6. Establish consistent workflows: Investigating suspected data exfiltration can be daunting in itself. Once again, start small by focusing on the key use cases. For example, when an employee departure is triggered, define which activities will be examined — and what activities will trigger in-depth investigation. Exceptions and workarounds are the Achilles heel of insider threat programs. Make sure you clearly define the workflow for each trigger — and consistently execute and improve the steps you establish.

7. Create rules of engagement: Once a workflow has been triggered and potential data exfiltration identified, it should be the key stakeholder’s responsibility to directly engage the employee/actor. For example, departing employee and accidental leakage incidents will likely trigger engagement from HR and the line-of-business manager. A M&A workflow might trigger engagement from internal legal staff — or even a CFO. It’s important that these rules of engagement separate security and IT from any enforcement responsibilities. This allows them to focus on monitoring, detection and remediation — and prevents security and IT from developing an adversarial “data police” relationship with staff.

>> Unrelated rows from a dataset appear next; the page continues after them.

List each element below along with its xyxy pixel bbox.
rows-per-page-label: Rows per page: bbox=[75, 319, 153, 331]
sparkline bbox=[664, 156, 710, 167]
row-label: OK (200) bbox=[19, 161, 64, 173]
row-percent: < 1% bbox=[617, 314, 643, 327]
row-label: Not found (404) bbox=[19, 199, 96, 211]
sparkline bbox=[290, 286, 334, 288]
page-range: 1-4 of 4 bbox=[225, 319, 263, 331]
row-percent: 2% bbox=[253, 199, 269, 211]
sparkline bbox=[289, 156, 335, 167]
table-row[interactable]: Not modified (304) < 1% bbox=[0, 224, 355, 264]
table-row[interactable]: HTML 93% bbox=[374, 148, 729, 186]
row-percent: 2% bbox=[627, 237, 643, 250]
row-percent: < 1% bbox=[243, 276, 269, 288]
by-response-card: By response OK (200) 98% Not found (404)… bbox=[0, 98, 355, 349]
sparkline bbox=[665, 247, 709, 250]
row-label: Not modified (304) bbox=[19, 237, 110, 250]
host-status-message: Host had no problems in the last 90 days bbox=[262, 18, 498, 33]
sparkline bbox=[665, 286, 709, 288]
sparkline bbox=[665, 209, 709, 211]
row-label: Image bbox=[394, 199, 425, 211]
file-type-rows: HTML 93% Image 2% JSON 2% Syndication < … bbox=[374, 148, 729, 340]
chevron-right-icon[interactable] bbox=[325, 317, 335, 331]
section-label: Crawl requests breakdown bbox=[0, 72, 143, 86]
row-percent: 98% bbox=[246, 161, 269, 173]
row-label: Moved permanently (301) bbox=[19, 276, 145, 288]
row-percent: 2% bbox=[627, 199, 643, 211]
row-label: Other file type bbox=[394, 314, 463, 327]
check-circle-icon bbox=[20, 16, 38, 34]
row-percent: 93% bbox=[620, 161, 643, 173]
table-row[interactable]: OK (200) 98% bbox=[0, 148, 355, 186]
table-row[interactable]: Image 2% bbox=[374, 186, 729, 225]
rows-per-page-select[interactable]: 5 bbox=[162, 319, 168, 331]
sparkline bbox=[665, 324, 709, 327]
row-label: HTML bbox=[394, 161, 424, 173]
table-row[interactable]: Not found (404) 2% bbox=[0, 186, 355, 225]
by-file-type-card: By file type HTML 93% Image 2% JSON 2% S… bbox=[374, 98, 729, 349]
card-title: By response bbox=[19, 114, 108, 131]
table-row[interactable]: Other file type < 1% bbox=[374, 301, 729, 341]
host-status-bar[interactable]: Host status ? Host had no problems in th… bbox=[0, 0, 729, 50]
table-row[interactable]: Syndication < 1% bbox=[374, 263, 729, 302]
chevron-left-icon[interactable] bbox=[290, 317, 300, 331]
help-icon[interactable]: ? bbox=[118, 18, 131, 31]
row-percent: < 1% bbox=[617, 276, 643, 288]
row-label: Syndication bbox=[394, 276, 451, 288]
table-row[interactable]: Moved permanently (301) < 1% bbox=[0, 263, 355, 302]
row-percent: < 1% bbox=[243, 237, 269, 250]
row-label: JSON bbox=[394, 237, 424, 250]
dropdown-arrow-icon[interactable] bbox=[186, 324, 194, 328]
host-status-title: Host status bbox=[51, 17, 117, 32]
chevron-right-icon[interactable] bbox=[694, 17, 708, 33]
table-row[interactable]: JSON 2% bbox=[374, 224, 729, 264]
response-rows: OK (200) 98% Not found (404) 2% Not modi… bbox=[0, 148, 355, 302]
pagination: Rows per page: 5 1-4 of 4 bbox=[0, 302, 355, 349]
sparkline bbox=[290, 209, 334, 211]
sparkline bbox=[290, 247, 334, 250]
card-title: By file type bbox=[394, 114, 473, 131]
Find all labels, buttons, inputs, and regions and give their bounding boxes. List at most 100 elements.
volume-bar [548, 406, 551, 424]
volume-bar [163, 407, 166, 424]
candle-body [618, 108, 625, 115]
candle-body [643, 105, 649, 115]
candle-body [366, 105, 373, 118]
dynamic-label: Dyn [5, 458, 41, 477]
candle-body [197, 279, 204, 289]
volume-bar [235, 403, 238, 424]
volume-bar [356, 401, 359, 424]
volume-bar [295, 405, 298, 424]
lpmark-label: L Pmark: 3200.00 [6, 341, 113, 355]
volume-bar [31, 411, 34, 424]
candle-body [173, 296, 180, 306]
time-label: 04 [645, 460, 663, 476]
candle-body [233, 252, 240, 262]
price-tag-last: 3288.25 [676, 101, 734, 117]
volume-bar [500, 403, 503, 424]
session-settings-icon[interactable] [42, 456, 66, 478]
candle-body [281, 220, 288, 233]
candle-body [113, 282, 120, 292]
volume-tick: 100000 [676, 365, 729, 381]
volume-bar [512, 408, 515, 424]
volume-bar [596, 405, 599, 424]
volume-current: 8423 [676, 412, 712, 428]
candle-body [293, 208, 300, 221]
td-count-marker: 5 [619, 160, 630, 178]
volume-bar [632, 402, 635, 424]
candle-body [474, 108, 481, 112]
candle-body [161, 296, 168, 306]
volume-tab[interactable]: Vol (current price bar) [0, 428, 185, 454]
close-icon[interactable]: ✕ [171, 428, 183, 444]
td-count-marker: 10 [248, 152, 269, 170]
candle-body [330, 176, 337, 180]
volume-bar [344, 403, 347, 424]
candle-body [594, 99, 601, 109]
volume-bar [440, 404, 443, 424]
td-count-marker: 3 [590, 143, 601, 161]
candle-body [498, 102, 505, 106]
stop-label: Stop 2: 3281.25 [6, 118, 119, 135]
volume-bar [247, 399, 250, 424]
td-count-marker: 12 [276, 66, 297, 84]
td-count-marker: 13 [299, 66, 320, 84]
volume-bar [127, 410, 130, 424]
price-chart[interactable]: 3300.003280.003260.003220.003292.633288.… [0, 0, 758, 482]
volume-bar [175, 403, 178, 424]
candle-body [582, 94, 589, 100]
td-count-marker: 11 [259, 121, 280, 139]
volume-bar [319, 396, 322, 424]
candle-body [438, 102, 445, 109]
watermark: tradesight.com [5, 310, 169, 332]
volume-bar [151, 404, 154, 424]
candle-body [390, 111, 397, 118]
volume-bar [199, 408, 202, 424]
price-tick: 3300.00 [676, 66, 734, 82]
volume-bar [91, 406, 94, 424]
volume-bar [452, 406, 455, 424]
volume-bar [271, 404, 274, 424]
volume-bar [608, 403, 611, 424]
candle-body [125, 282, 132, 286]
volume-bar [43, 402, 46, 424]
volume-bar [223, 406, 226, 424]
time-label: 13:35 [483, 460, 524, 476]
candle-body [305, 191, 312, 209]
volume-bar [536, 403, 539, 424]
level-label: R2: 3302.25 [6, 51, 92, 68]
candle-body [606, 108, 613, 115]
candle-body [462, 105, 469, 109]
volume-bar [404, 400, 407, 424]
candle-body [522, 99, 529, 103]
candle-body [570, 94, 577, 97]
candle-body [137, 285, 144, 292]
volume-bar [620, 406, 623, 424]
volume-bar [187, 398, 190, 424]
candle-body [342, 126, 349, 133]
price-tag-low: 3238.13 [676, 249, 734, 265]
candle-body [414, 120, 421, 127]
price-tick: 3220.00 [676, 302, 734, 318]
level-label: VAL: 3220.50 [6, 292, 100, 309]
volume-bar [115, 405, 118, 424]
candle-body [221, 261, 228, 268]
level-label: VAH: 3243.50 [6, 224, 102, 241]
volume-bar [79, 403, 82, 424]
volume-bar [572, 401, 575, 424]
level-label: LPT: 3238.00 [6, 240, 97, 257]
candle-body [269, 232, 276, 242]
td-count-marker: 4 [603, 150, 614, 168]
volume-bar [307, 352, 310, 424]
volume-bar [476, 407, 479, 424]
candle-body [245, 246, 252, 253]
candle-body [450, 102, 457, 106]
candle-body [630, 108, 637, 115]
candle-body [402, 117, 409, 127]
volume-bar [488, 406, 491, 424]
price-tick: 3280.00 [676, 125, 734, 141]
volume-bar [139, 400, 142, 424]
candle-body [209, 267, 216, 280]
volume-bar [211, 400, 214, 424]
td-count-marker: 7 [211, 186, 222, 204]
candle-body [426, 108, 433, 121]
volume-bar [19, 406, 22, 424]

8. Leverage existing security and IT teams — and train your stakeholders: It doesn’t make sense for most small and medium-sized enterprises to create a fully dedicated insider threat team. Because we’ve honed the insider threat program down to a few key workflows, your existing security and IT teams should be able to handle the monitoring and detection responsibilities. But security and IT teams — who are already wearing multiple hats and managing strained resources — don’t have to shoulder the full burden. It’s also critical that all stakeholders (the HR, legal, line-of-business managers, etc.) be trained so they understand the full scope of the insider threat program: what is being monitored, the specific use case triggers, the investigation workflows, the rules of engagement and the tools used to accomplish all of this. This training should also clearly define their roles and responsibilities, so they’re ready to jump in when an incident response workflow is triggered.

9. Be transparent in communication: Transparency is critical for building a healthy culture that values security. Employees should know — from day one — that your organization tracks file activity. They should understand that the program is applied universally and without privileges or exceptions — and they should understand how the program is designed to support their productivity while protecting the business.

10. Implement true monitoring, detection and response technology: Perhaps most important of all, your insider threat program must start long before a trigger. In other words, you can’t afford to only monitor an employee’s activity after he’s given his notice, or after rumors of organization change have begun rippling through the office. Too many insider threat monitoring solutions are limited to this post-trigger scope — and far too often, the actual exfiltration occurs much earlier. True monitoring, detection and response technology must be continuously running, providing historical context and complete visibility into all data activity. This enables your insider threat team to quickly and effectively see the full picture — and protect all data at all times.

At the end of the day, let’s stop talking about insider threat exclusively as “employees stealing stuff.” This market perception perpetuated by our industry has done more harm than good. In reality, insider threats are the actions (good, bad and indifferent) people take with data (any data) that puts customer, employee, partner or company well-being at risk. The smaller the enterprise, the greater the business risk. That’s the real promise of the workflow-based approach: It gives small and medium-sized organizations a simple starting point — just three or four use cases — that will effectively address 80% or more of your insider threat risks.